AU: Russia has a very specific cultural background and attitude towards technology. Sometimes when a question is too fascinating, like a question about ‘universe, life and everything’ we can start working on it without any specific budget and revenue expectations, we just want to be a part of that process.
What type of results can the scientists at CERN expect?
AU: If our tools turn out to be helpful, then physicists can expect to speed up discoveries or improve the confidence level of their findings (say, rejection of the next candidatie for ‘theory of everything’).
How about some examples for non-physicists? 
AU: In November 2012, CERN announced a discovery of a rare decay of B-meson to muon-antimuon pair.

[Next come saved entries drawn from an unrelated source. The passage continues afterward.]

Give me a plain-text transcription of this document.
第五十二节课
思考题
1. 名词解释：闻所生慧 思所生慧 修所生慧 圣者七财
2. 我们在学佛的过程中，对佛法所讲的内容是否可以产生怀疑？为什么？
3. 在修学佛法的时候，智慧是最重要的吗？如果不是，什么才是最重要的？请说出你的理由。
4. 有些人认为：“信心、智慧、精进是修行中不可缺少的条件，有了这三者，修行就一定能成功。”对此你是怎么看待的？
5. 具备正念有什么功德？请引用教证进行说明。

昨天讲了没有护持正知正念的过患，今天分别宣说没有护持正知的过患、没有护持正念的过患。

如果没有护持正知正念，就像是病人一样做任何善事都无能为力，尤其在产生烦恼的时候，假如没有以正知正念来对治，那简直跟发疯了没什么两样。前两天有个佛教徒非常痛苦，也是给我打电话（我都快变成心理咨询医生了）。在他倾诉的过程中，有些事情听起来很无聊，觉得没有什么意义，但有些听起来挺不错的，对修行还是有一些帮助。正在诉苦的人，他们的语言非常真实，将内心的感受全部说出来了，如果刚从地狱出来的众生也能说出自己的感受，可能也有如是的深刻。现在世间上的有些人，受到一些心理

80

The confidence level of this decay was ’3.5 sigma’ and rate of this decay was in line with the prediction in the Standard Model of particle physics. This effectively closed some marginal supersymmetry theories. So increasing the confidence level from 3.5 sigma to say five sigma, would make it a discovery, instead of just evidence.
How much experimental data are we talking?
AU: One of CERN big experiments (LHCb) encompasses tens of billion of events per year (which is what they have after pre-filtering), which makes it around a petabyte per year, and that’s not even the biggest CERN experiment. All of CERN’s experiments are reported to register around 15PB per year.
Note: Let’s put that into perspective:  The data flow from all of the experiments will be about 700 MBs, that’s around 15,000 000 GB (=15 PB) per year and that’s about the same as a stack of CDs about 20 km tall piled up each year.
What’s the long-term benefit to Yandex? 
AU: Currently we are thinking in terms of helping find answers to some of the most difficult questions about understanding our universe. Besides working on these questions alongside the best physicists in the world, it will help us improve our methodology of machine learning.
What do you want to achieve with the MatrixNet at CERN?
AU: Our mission is to give answers to users’ questions, so helping answering tough physics questions is just another part of our mission at Yandex.
Yandex says its machine learning system, MatrixNet, will make search smarter because they will be able to train/teach the system based on the massive amount of data collected by CERN and of course apply that to it’s business – internet search.